Changes in the current draft include a longer timeline allowance for a municipality to come into compliance with the regulations, as well as looser requirements on the cleaning of catch basins and street sweepings. There are also new provisions designed to address nitrogen in Great Bay.
The new draft also expands the coverage of the regulations, adding or modifying coverage for 15 communities previously unregulated or now under-regulated after the 2010 Census identified urban areas with their borders.
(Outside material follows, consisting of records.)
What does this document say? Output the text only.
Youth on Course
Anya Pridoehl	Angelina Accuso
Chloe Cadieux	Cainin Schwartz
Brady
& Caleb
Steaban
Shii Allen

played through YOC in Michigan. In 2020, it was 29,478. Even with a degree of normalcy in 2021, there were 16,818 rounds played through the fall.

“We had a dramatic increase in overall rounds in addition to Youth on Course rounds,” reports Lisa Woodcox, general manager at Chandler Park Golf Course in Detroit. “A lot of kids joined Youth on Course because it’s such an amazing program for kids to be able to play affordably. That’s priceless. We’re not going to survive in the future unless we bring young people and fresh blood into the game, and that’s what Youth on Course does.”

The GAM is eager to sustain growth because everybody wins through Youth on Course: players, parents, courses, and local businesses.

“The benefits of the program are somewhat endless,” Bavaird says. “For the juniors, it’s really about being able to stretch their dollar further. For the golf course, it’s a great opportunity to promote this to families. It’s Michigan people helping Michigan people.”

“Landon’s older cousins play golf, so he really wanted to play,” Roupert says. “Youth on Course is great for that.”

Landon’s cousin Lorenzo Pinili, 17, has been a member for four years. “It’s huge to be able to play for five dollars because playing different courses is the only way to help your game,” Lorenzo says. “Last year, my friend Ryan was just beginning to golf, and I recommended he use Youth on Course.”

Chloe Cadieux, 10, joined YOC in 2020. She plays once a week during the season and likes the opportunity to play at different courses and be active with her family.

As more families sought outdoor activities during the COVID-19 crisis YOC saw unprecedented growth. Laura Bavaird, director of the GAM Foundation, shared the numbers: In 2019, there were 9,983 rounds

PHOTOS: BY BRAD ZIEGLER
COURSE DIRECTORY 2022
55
They are: Allenstown, Barrington, Bow, Candia, Epping, Fremont, Lyndeborough, Mont Vernon, Newfields, Newmarket, Pembroke, Raymond, South Hampton, Stratham and Wilton.
Town officials are still reviewing the draft, which was released Feb. 12. Some communities, however, have been working in anticipation of the coming regulations.
"We're planning for it, right now we're ... out there doing the GPS on all our storm drains, catch basins, culverts, things of that nature," said Pembroke Town Administrator David Jodoin. "So we're planning ahead. . We're aware of it. We're just waiting for the final resolution to come down so we can figure out exactly what needs to be done."
The town of Auburn, which has a very limited area covered under the permit requirements, "perhaps less than an acre," according to Town Administrator William Herman, has been performing similar work.
"What we did do early on, we inventoried and identified all of the catch basins and drainage sources that we had, which probably took us three years, even for a small town. There are hundreds of these things out there," said Herman. "There was an expense to doing that, but it was also good data to have on hand for other purposes."
According to Herman, the expense was between $10,000 and $12,000.
The question of money has municipalities with more expansive coverage areas nervous. Depending on the size of the regulated area, meeting the permit's requirements is estimated to cost between $78,000 and $829,000 per year, according to the EPA.
One of the stipulations of the permits is the development, implementation, and enforcement of a Storm Water Management Program to control pollutants to the "maximum extent practicable" in order to protect water quality, according to an EPA statement.
"Unfortunately, in this day and age it all comes down to money," said Jodoin. "Every community is going to be struggling with coming up with the funds to get this done, and a lot of large communities are going to be paying a pretty penny. We're trying do as much internally as we can, but we don't know whether or not we're going to be able to do any of it. We're going to have to look at hiring and engineer to help us finalize the process. We're not sure what the total cost is going to be, but that's probably going to be the worst thing for us."
The officials may be relieved at some aspects of the new draft, however. The draft incorporates some of the 100 public comments received on the previous permit draft, several of which deal directly with cost.
"We did take (cost) into consideration with this draft. We had a lot of comments on previous draft on cost," said Tedder. "We did look for way to combine areas of the permit or look at ways to reduce the burden on municipalities in this new draft, so we did take that seriously. . A bunch of the requirements and burdens that were in the last draft have been significantly reduced."
The initial general permits were issued in 2003. The permits expired in 2008, but the EPA has continued their use until a new permit could be issued.
Six minimum control measures are required under the draft. There are: public education, solicitation of public participation, the detection and elimination of "illicit discharge," management of construction site runoff, management of development and redevelopment runoff, and "good housekeeping in municipal operations."
Public comment is open on the draft until 11:59 p.m. on April 15. A public hearing on the draft is scheduled for March 14 at the Pease International Tradeport in Portsmouth.